Argentina’s Central Bank to offer importers bonds to pay debts, taxes

They will be subscribed to in pesos and paid for in US dollars

Argentina is experiencing an economic crisis and devaluation. Argentines look for a refuge in the dollar for their savings.

The Central Bank will issue importers bonds to pay their debts with providers, an amount that ballooned to over US$30 billion throughout Alberto Fernández’s administration. The measure is set to begin on December 27.

The instrument, called Bonds for the Rebuilding of a Free Argentina (Bopreal, by its Spanish acronym), will be subscribed to in pesos and paid for in U.S. dollars. A Central Bank resolution issued on Thursday also allowed companies to use them to pay for taxes.

During the last months of Fernández’s administration, the Central Bank failed to provide companies with U.S. dollars at the official rate.
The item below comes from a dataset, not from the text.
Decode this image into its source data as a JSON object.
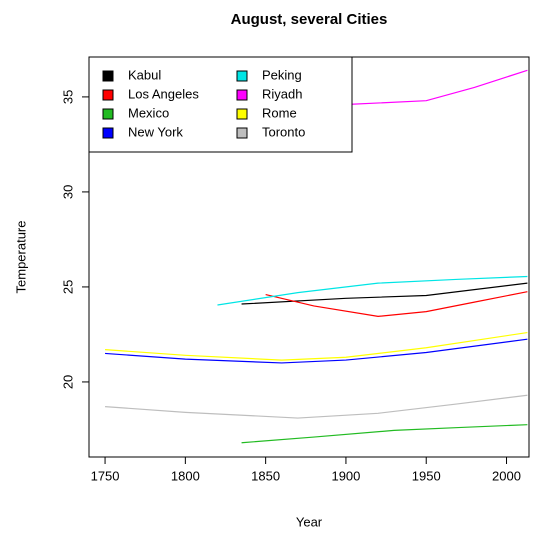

In order to not halt economic activity, the government allowed them to purchase goods and services based on credit through a system known as SIRA, which was enforced during Sergio Massa’s tenure in the Economy Ministry.

The BOPREAL will be used for transactions in which importers have already received what they petitioned from abroad but failed to pay due to those restrictions in the currency exchange market.

According to a press release by the Central Bank, the BOPREAL is “an orderly solution to solve the crisis generated by the short-term accumulation of importers’ trade debts at levels that are unmanageable with the available stock of reserves.” Net international reserves are calculated at negative US$11 billion. The communiqué added that the BOPREAL will act as a “bridge” to the accumulation of international reserves the government expects to take place in the next few years.

The first series of the BOPREAL, scheduled to be issued next week, will have a 5% interest rate and will mature on October 27, 2027. The second and third series, with a 0% and 3% interest rate, are set to be paid on June 30, 2025, and May 31, 2026, respectively.

The bonds will have a US$3.5 billion cap for their use in tax payments.

While some critics see the move as a way of nationalizing private debt at the official dollar rate — noting that some of that debt is with the importers’ parent companies —, others deem the BOPREAL as the beginning of a dollarization process, at least for the Central Bank’s portfolio.

“At the end of the day, let’s see the balance sheet of the BCRA,” Fernando Morra, macroeconomics director of the Suramericana Visión consulting firm, told the Herald. “We now have the replacement of a domestic currency debt, the LELIQ [28-day interest-bearing liabilities], for debt in foreign currency, the BOPREAL.”